The other class of errors that are hard are errors related to overload 
resolution and inference. The problem there is that the error has to 
cover so much ground (too much). When you have an overload resolution 
failure, you can, at least in the general case, have many overload 
candidates, each of which fails for a different reason (which might be 
interesting or not). If there's inference, the reason as to why a 
candidate is not applicable might be obscure (e.g. incompatible bounds 
on an inference variable), and if you have nested or chained generic 
method calls, things tend to explode pretty quickly, so when your 
typical stream chain fails to type it's hard to understand exactly what 
needs to be fixed - often because the error typicall shows up in the 
wrong place. For instance, you might get an error message when you call 
`toList()` on a stream and assign it to a `List<String>` - but the real 
problem is that the type of the stream is not `Stream<String>` as you 
expect: something sent inference down the wrong path in an earlier call 
in the method chain, which caused the stream type to become 

These things can (and should!) be improved, but there's a limit on how 
much you can improve things when working with the command line 
interface. For instance, when diagnosing inference issues inside an IDE, 
I find myself hoovering on each component of the call chain, or try to 
use auto-complete after each subexpression, to have a rough idea of what 
the type might be at that point. Even doing that is not always possible: 
methods that are generic in their return type can be "influenced" by 
their surrounding context, so breaking up a method chain can sometimes 
result in changes to how a subexpression is typed. So... it's an hard 
problem - and the limited visual aids a terminal offer, combined with 
the lack of interaction makes these issues particularly pesky. Other 
langauges have explored the idea of a type debugger [1] - although I 
don't know what's the state of these initiatives.
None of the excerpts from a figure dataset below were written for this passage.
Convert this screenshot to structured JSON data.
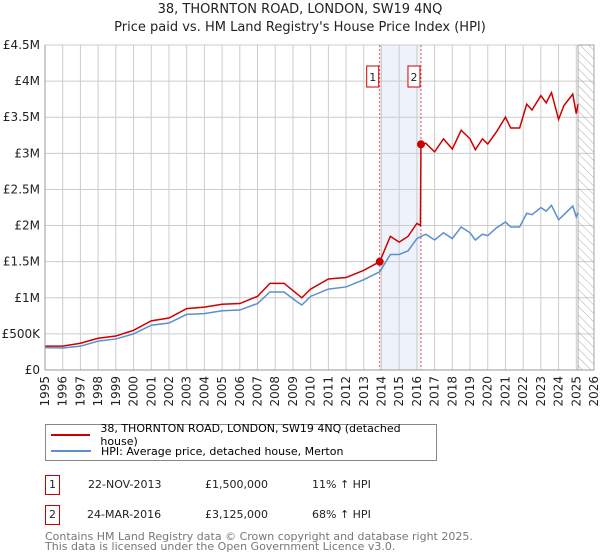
{
  "title": "38, THORNTON ROAD, LONDON, SW19 4NQ",
  "subtitle": "Price paid vs. HM Land Registry's House Price Index (HPI)",
  "chart_data": {
    "type": "line",
    "title": "38, THORNTON ROAD, LONDON, SW19 4NQ - Price paid vs. HM Land Registry's House Price Index (HPI)",
    "xlim": [
      1995,
      2026
    ],
    "ylim": [
      0,
      4500000
    ],
    "xticks": [
      "1995",
      "1996",
      "1997",
      "1998",
      "1999",
      "2000",
      "2001",
      "2002",
      "2003",
      "2004",
      "2005",
      "2006",
      "2007",
      "2008",
      "2009",
      "2010",
      "2011",
      "2012",
      "2013",
      "2014",
      "2015",
      "2016",
      "2017",
      "2018",
      "2019",
      "2020",
      "2021",
      "2022",
      "2023",
      "2024",
      "2025",
      "2026"
    ],
    "yticks": [
      {
        "v": 0,
        "label": "£0"
      },
      {
        "v": 500000,
        "label": "£500K"
      },
      {
        "v": 1000000,
        "label": "£1M"
      },
      {
        "v": 1500000,
        "label": "£1.5M"
      },
      {
        "v": 2000000,
        "label": "£2M"
      },
      {
        "v": 2500000,
        "label": "£2.5M"
      },
      {
        "v": 3000000,
        "label": "£3M"
      },
      {
        "v": 3500000,
        "label": "£3.5M"
      },
      {
        "v": 4000000,
        "label": "£4M"
      },
      {
        "v": 4500000,
        "label": "£4.5M"
      }
    ],
    "grid": true,
    "shaded_range": [
      2013.9,
      2016.23
    ],
    "forecast_hatch_from": 2025.1,
    "series": [
      {
        "name": "38, THORNTON ROAD, LONDON, SW19 4NQ (detached house)",
        "color": "#cc0000",
        "x": [
          1995,
          1996,
          1997,
          1998,
          1999,
          2000,
          2001,
          2002,
          2003,
          2004,
          2005,
          2006,
          2007,
          2007.7,
          2008.5,
          2009.2,
          2009.5,
          2010,
          2011,
          2012,
          2013,
          2013.9,
          2014.5,
          2015,
          2015.5,
          2016,
          2016.2,
          2016.23,
          2016.5,
          2017,
          2017.5,
          2018,
          2018.5,
          2019,
          2019.3,
          2019.7,
          2020,
          2020.5,
          2021,
          2021.3,
          2021.8,
          2022.2,
          2022.5,
          2023,
          2023.3,
          2023.6,
          2024,
          2024.3,
          2024.8,
          2025,
          2025.1
        ],
        "y": [
          330000,
          330000,
          370000,
          440000,
          470000,
          550000,
          680000,
          720000,
          850000,
          870000,
          910000,
          920000,
          1020000,
          1200000,
          1200000,
          1060000,
          1000000,
          1120000,
          1260000,
          1280000,
          1380000,
          1500000,
          1850000,
          1770000,
          1850000,
          2030000,
          2000000,
          3125000,
          3140000,
          3020000,
          3200000,
          3060000,
          3320000,
          3200000,
          3050000,
          3200000,
          3130000,
          3300000,
          3500000,
          3350000,
          3350000,
          3680000,
          3600000,
          3800000,
          3700000,
          3840000,
          3470000,
          3660000,
          3820000,
          3550000,
          3680000
        ]
      },
      {
        "name": "HPI: Average price, detached house, Merton",
        "color": "#5b8fd0",
        "x": [
          1995,
          1996,
          1997,
          1998,
          1999,
          2000,
          2001,
          2002,
          2003,
          2004,
          2005,
          2006,
          2007,
          2007.7,
          2008.5,
          2009.2,
          2009.5,
          2010,
          2011,
          2012,
          2013,
          2013.9,
          2014.5,
          2015,
          2015.5,
          2016,
          2016.5,
          2017,
          2017.5,
          2018,
          2018.5,
          2019,
          2019.3,
          2019.7,
          2020,
          2020.5,
          2021,
          2021.3,
          2021.8,
          2022.2,
          2022.5,
          2023,
          2023.3,
          2023.6,
          2024,
          2024.3,
          2024.8,
          2025,
          2025.1
        ],
        "y": [
          310000,
          305000,
          330000,
          400000,
          430000,
          500000,
          620000,
          650000,
          770000,
          780000,
          820000,
          830000,
          920000,
          1080000,
          1080000,
          950000,
          900000,
          1020000,
          1120000,
          1150000,
          1250000,
          1360000,
          1600000,
          1600000,
          1650000,
          1820000,
          1880000,
          1800000,
          1900000,
          1820000,
          1980000,
          1900000,
          1800000,
          1880000,
          1860000,
          1970000,
          2050000,
          1980000,
          1980000,
          2170000,
          2150000,
          2250000,
          2200000,
          2280000,
          2080000,
          2150000,
          2270000,
          2120000,
          2180000
        ]
      }
    ],
    "annotations": [
      {
        "label": "1",
        "x": 2013.9,
        "price": 1500000
      },
      {
        "label": "2",
        "x": 2016.23,
        "price": 3125000
      }
    ]
  },
  "legend": {
    "items": [
      {
        "label": "38, THORNTON ROAD, LONDON, SW19 4NQ (detached house)",
        "color": "#cc0000"
      },
      {
        "label": "HPI: Average price, detached house, Merton",
        "color": "#5b8fd0"
      }
    ]
  },
  "transactions": [
    {
      "num": "1",
      "date": "22-NOV-2013",
      "price": "£1,500,000",
      "hpi": "11% ↑ HPI"
    },
    {
      "num": "2",
      "date": "24-MAR-2016",
      "price": "£3,125,000",
      "hpi": "68% ↑ HPI"
    }
  ],
  "footer": {
    "line1": "Contains HM Land Registry data © Crown copyright and database right 2025.",
    "line2": "This data is licensed under the Open Government Licence v3.0."
  }
}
[1] - https://infoscience.epfl.ch/record/179877?ln=en

On 04/02/2023 03:48, Ethan McCue wrote:
> 1. The error messages that the student got were not helpful for them 
> seeing their error. I don't have their original code so I can't dive 
> in to why and say "ah, we could obviously make this case better", but 
> I choose to believe there was some way to not vomit "class, interface, 
> enum, or record expected" nine times.